Juvenile Detention Alternatives Initiative (JDAI)® communities have achieved significant and — in many cases — long lasting reductions in both juvenile incarceration and juvenile crime, according to a new report from the Casey Foundation.
The report, JDAI at 25: Insights From the Annual Results Reports, draws on data from 2008 through 2016 and finds that, when it comes to detention use, JDAI sites are unequivocally better off today than they were before the initiative began 25 years ago.
For instance, a comparison of annual data from pre-JDAI to 2016 finds that participating sites have:
- Collectively reduced the annual number days in juvenile detention by about 1.4 million days;
- Cut the overall annual admissions count by 49% — about 90,000 admissions; and
- Documented juvenile crime falling by more than 40%, on average, across all indicators evaluated.

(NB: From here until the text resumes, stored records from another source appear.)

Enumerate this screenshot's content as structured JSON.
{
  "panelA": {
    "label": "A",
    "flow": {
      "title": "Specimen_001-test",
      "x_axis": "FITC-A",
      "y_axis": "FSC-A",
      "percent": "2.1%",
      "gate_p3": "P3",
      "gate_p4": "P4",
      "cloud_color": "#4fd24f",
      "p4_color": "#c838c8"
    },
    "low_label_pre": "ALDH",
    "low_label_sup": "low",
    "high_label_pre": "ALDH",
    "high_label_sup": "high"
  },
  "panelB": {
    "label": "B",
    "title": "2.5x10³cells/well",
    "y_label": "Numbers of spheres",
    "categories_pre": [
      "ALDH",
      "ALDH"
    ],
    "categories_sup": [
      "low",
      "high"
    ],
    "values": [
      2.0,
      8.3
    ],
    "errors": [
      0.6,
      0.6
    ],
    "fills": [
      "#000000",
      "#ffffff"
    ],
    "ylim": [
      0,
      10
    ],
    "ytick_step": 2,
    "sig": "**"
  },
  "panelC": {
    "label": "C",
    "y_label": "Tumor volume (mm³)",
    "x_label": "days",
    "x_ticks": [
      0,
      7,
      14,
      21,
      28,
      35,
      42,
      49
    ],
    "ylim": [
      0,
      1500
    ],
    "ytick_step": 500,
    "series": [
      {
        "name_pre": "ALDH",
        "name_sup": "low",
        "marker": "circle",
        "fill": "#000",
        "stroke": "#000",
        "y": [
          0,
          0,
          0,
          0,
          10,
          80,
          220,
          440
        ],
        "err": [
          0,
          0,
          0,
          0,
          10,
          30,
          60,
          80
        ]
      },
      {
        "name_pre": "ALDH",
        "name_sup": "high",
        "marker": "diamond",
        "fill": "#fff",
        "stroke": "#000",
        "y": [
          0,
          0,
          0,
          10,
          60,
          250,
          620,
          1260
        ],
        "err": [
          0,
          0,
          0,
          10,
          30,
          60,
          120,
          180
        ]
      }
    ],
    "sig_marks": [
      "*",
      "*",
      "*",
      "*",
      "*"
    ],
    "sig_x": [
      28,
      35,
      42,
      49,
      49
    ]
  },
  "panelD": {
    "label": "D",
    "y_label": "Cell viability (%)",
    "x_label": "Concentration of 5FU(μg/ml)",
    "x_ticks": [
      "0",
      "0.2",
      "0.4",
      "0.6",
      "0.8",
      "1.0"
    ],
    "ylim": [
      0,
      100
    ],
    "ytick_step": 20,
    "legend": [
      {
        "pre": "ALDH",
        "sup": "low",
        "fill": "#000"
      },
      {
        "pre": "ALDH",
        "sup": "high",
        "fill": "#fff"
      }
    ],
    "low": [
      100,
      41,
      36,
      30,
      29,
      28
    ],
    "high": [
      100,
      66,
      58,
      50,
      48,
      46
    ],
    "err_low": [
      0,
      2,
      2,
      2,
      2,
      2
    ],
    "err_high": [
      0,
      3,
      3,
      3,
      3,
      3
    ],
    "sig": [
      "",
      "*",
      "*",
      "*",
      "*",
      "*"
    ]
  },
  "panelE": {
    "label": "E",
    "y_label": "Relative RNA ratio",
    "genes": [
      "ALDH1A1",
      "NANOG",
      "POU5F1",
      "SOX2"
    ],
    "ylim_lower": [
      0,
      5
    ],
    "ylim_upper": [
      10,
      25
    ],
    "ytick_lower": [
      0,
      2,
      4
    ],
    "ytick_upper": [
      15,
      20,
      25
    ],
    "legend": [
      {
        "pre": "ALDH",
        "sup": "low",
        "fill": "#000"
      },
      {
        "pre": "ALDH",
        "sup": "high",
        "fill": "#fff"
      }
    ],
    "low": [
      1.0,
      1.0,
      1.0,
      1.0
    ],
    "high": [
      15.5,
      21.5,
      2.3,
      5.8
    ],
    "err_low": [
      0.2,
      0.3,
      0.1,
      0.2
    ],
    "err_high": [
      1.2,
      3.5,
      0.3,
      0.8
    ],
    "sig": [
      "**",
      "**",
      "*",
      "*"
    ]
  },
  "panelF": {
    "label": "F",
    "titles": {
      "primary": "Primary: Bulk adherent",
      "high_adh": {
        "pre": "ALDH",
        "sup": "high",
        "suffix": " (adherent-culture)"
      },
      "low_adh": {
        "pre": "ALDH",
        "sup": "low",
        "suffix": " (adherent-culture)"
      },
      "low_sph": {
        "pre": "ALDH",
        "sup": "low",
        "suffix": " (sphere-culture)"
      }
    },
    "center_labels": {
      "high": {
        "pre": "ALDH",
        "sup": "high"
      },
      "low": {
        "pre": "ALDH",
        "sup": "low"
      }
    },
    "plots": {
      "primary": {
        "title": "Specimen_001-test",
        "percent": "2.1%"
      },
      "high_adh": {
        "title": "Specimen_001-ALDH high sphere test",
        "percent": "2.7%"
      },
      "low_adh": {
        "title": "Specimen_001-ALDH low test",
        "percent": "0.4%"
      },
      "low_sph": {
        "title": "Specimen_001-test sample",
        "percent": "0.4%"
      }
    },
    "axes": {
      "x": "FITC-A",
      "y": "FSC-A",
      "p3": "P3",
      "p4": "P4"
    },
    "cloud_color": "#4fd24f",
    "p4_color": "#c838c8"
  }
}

Beyond highlighting these achievements, JDAI at 25 shares key challenges to detention reform, such as the overrepresentation of youth of color at every level of system involvement.
“Moving forward, JDAI will explore root causes — not just the numbers, but the reasons behind them – to address racial and ethnic inequities across the juvenile justice system,” says Nate Balis, director of the Foundation’s Juvenile Justice Strategy Group.
A focus on the future fills the report’s final pages. JDAI at 25 identifies new goals, tools and strategies for sites to consider as they look to advance their detention reform work and, in doing so, extend the initiative’s remarkable track record of success.